Device helps paralyzed man speak via screen
Researchers able to harness brain waves
In a medical first, researchers harnessed the brain waves of a paralyzed man unable to speak — and turned what he intended to say into sentences on a computer screen.
It will take years of additional research but the study, reported Wednesday, is an important step toward one day restoring more natural communication for people who can’t talk because of injury or illness.
“Most of us take for granted how easily we communicate through speech,” said Dr. Edward Chang, a neurosurgeon at the University of California, San Francisco, who led the work. “It’s exciting to think we’re at the very beginning of a new chapter, a new field.”
Today, people who can’t speak or write because of paralysis have very limited ways of communicating.
For example, the man in the experiment uses a pointer attached to a baseball cap that lets him move his head to touch words or letters on a screen. Other devices can pick up patients’ eye movements.

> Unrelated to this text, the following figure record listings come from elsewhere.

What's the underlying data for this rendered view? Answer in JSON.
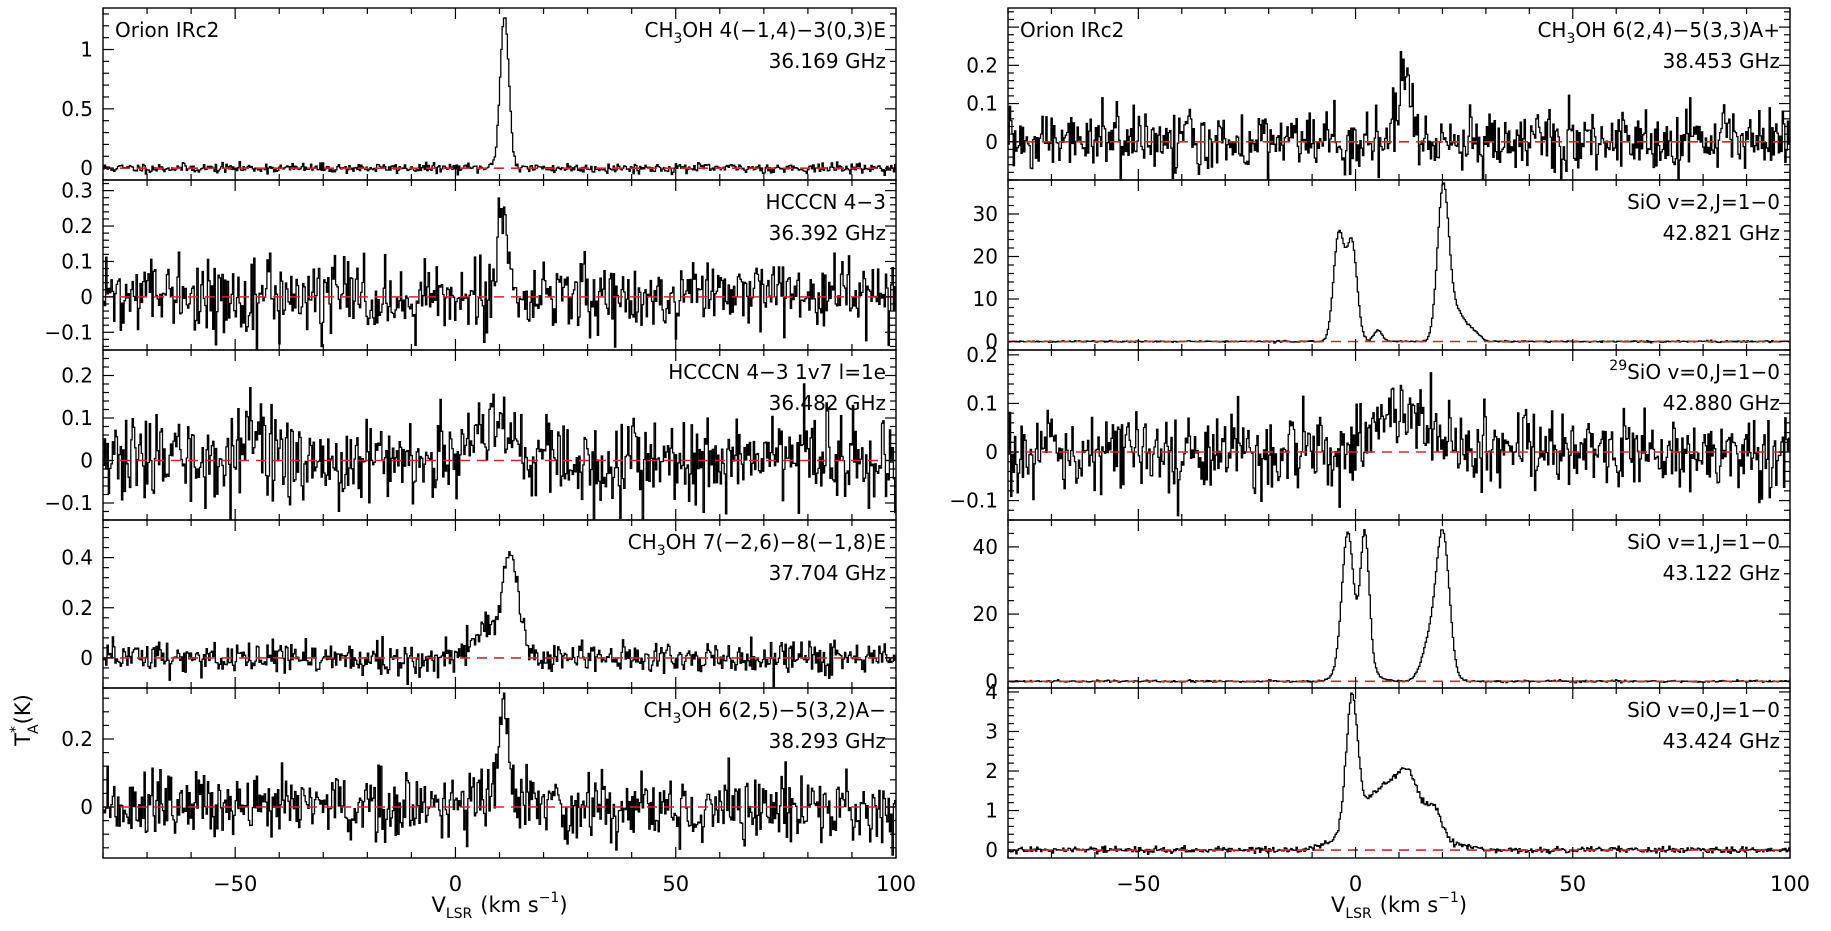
{
  "chart_data": {
    "type": "line",
    "shared": {
      "xlabel_main": "V",
      "xlabel_sub": "LSR",
      "xlabel_units_pre": "(km s",
      "xlabel_units_exp": "−1",
      "xlabel_units_post": ")",
      "ylabel_main": "T",
      "ylabel_sup": "*",
      "ylabel_sub": "A",
      "ylabel_units": "(K)",
      "xlim": [
        -80,
        100
      ],
      "x_ticks": [
        -50,
        0,
        50,
        100
      ],
      "x_tick_labels": [
        "−50",
        "0",
        "50",
        "100"
      ],
      "baseline_value": 0,
      "baseline_color": "#d62728",
      "line_color": "#000000"
    },
    "panels": [
      {
        "id": "p1",
        "column": "left",
        "source": "Orion IRc2",
        "line_parts": [
          [
            "CH",
            ""
          ],
          [
            "3",
            "sub"
          ],
          [
            "OH 4(−1,4)−3(0,3)E",
            ""
          ]
        ],
        "freq": "36.169 GHz",
        "ylim": [
          -0.1,
          1.35
        ],
        "y_ticks": [
          0,
          0.5,
          1
        ],
        "y_tick_labels": [
          "0",
          "0.5",
          "1"
        ],
        "components": [
          {
            "v": 11,
            "peak": 1.28,
            "sigma": 1.0
          }
        ],
        "noise": 0.02,
        "seed": 11
      },
      {
        "id": "p2",
        "column": "left",
        "source": "",
        "line_parts": [
          [
            "HCCCN 4−3",
            ""
          ]
        ],
        "freq": "36.392 GHz",
        "ylim": [
          -0.15,
          0.33
        ],
        "y_ticks": [
          -0.1,
          0,
          0.1,
          0.2,
          0.3
        ],
        "y_tick_labels": [
          "−0.1",
          "0",
          "0.1",
          "0.2",
          "0.3"
        ],
        "components": [
          {
            "v": 10.5,
            "peak": 0.24,
            "sigma": 1.2
          }
        ],
        "noise": 0.05,
        "seed": 22
      },
      {
        "id": "p3",
        "column": "left",
        "source": "",
        "line_parts": [
          [
            "HCCCN 4−3 1v7 l=1e",
            ""
          ]
        ],
        "freq": "36.482 GHz",
        "ylim": [
          -0.14,
          0.26
        ],
        "y_ticks": [
          -0.1,
          0,
          0.1,
          0.2
        ],
        "y_tick_labels": [
          "−0.1",
          "0",
          "0.1",
          "0.2"
        ],
        "components": [
          {
            "v": 8,
            "peak": 0.1,
            "sigma": 5
          },
          {
            "v": -46,
            "peak": 0.08,
            "sigma": 1.5
          }
        ],
        "noise": 0.05,
        "seed": 33
      },
      {
        "id": "p4",
        "column": "left",
        "source": "",
        "line_parts": [
          [
            "CH",
            ""
          ],
          [
            "3",
            "sub"
          ],
          [
            "OH 7(−2,6)−8(−1,8)E",
            ""
          ]
        ],
        "freq": "37.704 GHz",
        "ylim": [
          -0.12,
          0.55
        ],
        "y_ticks": [
          0,
          0.2,
          0.4
        ],
        "y_tick_labels": [
          "0",
          "0.2",
          "0.4"
        ],
        "components": [
          {
            "v": 12.5,
            "peak": 0.38,
            "sigma": 1.8
          },
          {
            "v": 7,
            "peak": 0.12,
            "sigma": 3
          }
        ],
        "noise": 0.035,
        "seed": 44
      },
      {
        "id": "p5",
        "column": "left",
        "source": "",
        "line_parts": [
          [
            "CH",
            ""
          ],
          [
            "3",
            "sub"
          ],
          [
            "OH 6(2,5)−5(3,2)A−",
            ""
          ]
        ],
        "freq": "38.293 GHz",
        "ylim": [
          -0.15,
          0.35
        ],
        "y_ticks": [
          0,
          0.2
        ],
        "y_tick_labels": [
          "0",
          "0.2"
        ],
        "components": [
          {
            "v": 11,
            "peak": 0.24,
            "sigma": 1.2
          },
          {
            "v": 7,
            "peak": 0.05,
            "sigma": 3
          }
        ],
        "noise": 0.05,
        "seed": 55
      },
      {
        "id": "p6",
        "column": "right",
        "source": "Orion IRc2",
        "line_parts": [
          [
            "CH",
            ""
          ],
          [
            "3",
            "sub"
          ],
          [
            "OH 6(2,4)−5(3,3)A+",
            ""
          ]
        ],
        "freq": "38.453 GHz",
        "ylim": [
          -0.1,
          0.35
        ],
        "y_ticks": [
          0,
          0.1,
          0.2
        ],
        "y_tick_labels": [
          "0",
          "0.1",
          "0.2"
        ],
        "components": [
          {
            "v": 11,
            "peak": 0.18,
            "sigma": 1.5
          }
        ],
        "noise": 0.04,
        "seed": 66
      },
      {
        "id": "p7",
        "column": "right",
        "source": "",
        "line_parts": [
          [
            "SiO v=2,J=1−0",
            ""
          ]
        ],
        "freq": "42.821 GHz",
        "ylim": [
          -2,
          38
        ],
        "y_ticks": [
          0,
          10,
          20,
          30
        ],
        "y_tick_labels": [
          "0",
          "10",
          "20",
          "30"
        ],
        "components": [
          {
            "v": -4,
            "peak": 25,
            "sigma": 1.2
          },
          {
            "v": -1,
            "peak": 23,
            "sigma": 1.2
          },
          {
            "v": 20,
            "peak": 35,
            "sigma": 1.3
          },
          {
            "v": 23,
            "peak": 7,
            "sigma": 2
          },
          {
            "v": 5,
            "peak": 2.5,
            "sigma": 1
          },
          {
            "v": 27,
            "peak": 2,
            "sigma": 1.5
          }
        ],
        "noise": 0.1,
        "seed": 77
      },
      {
        "id": "p8",
        "column": "right",
        "source": "",
        "line_parts": [
          [
            "29",
            "sup"
          ],
          [
            "SiO v=0,J=1−0",
            ""
          ]
        ],
        "freq": "42.880 GHz",
        "ylim": [
          -0.14,
          0.21
        ],
        "y_ticks": [
          -0.1,
          0,
          0.1,
          0.2
        ],
        "y_tick_labels": [
          "−0.1",
          "0",
          "0.1",
          "0.2"
        ],
        "components": [
          {
            "v": 12,
            "peak": 0.09,
            "sigma": 6
          }
        ],
        "noise": 0.04,
        "seed": 88
      },
      {
        "id": "p9",
        "column": "right",
        "source": "",
        "line_parts": [
          [
            "SiO v=1,J=1−0",
            ""
          ]
        ],
        "freq": "43.122 GHz",
        "ylim": [
          -2,
          48
        ],
        "y_ticks": [
          0,
          20,
          40
        ],
        "y_tick_labels": [
          "0",
          "20",
          "40"
        ],
        "components": [
          {
            "v": -2,
            "peak": 38,
            "sigma": 1.3
          },
          {
            "v": 2,
            "peak": 38,
            "sigma": 1.0
          },
          {
            "v": 20,
            "peak": 42,
            "sigma": 1.5
          },
          {
            "v": 17,
            "peak": 12,
            "sigma": 1.8
          },
          {
            "v": 0,
            "peak": 8,
            "sigma": 3
          }
        ],
        "noise": 0.15,
        "seed": 99
      },
      {
        "id": "p10",
        "column": "right",
        "source": "",
        "line_parts": [
          [
            "SiO v=0,J=1−0",
            ""
          ]
        ],
        "freq": "43.424 GHz",
        "ylim": [
          -0.2,
          4.1
        ],
        "y_ticks": [
          0,
          1,
          2,
          3,
          4
        ],
        "y_tick_labels": [
          "0",
          "1",
          "2",
          "3",
          "4"
        ],
        "components": [
          {
            "v": -1,
            "peak": 3.2,
            "sigma": 1.3
          },
          {
            "v": 8,
            "peak": 1.7,
            "sigma": 7
          },
          {
            "v": 12,
            "peak": 0.6,
            "sigma": 2
          },
          {
            "v": 18,
            "peak": 0.5,
            "sigma": 1.5
          }
        ],
        "noise": 0.04,
        "seed": 111
      }
    ]
  }
}
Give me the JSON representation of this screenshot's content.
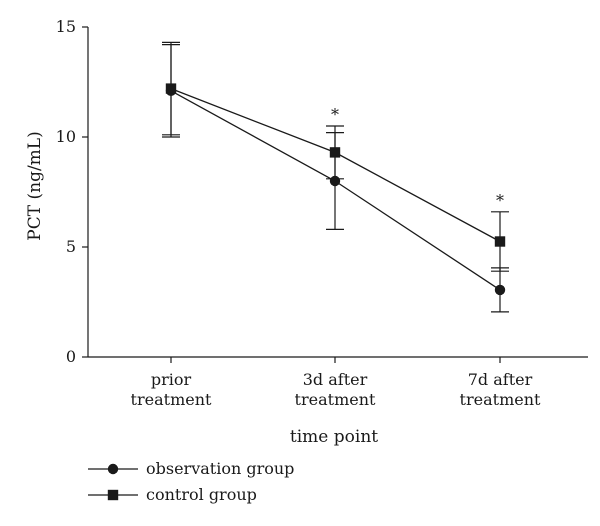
{
  "chart_data": {
    "type": "line",
    "title": "",
    "xlabel": "time point",
    "ylabel": "PCT (ng/mL)",
    "ylim": [
      0,
      15
    ],
    "yticks": [
      0,
      5,
      10,
      15
    ],
    "categories": [
      [
        "prior",
        "treatment"
      ],
      [
        "3d after",
        "treatment"
      ],
      [
        "7d after",
        "treatment"
      ]
    ],
    "grid": false,
    "legend_position": "bottom-left",
    "series": [
      {
        "name": "observation group",
        "marker": "circle",
        "values": [
          12.1,
          8.0,
          3.05
        ],
        "error": [
          2.1,
          2.2,
          1.0
        ]
      },
      {
        "name": "control group",
        "marker": "square",
        "values": [
          12.2,
          9.3,
          5.25
        ],
        "error": [
          2.1,
          1.2,
          1.35
        ]
      }
    ],
    "annotations": [
      {
        "category_index": 1,
        "text": "*"
      },
      {
        "category_index": 2,
        "text": "*"
      }
    ],
    "colors": {
      "line": "#1a1a1a"
    }
  }
}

Recent experiments with mind-controlled prosthetics have allowed paralyzed people to shake hands or take a drink using a robotic arm — they imagine moving and those brain signals are relayed through a computer to the artificial limb.
Chang’s team built on that work to develop a “speech neuroprosthetic” — decoding brain waves that normally control the vocal tract, the tiny muscle movements of the lips, jaw, tongue and larynx that form each consonant and vowel.
Volunteering to test the device was a man in his late 30s who 15 years ago suffered a brain-stem stroke that caused paralysis and robbed him of speech. The researchers implanted electrodes on the surface of the man’s brain, over the area that controls speech.
A computer analyzed the patterns when he attempted to say common words such as “water” or “good,” eventually becoming able to differentiate between 50 words that could generate more than 1,000 sentences.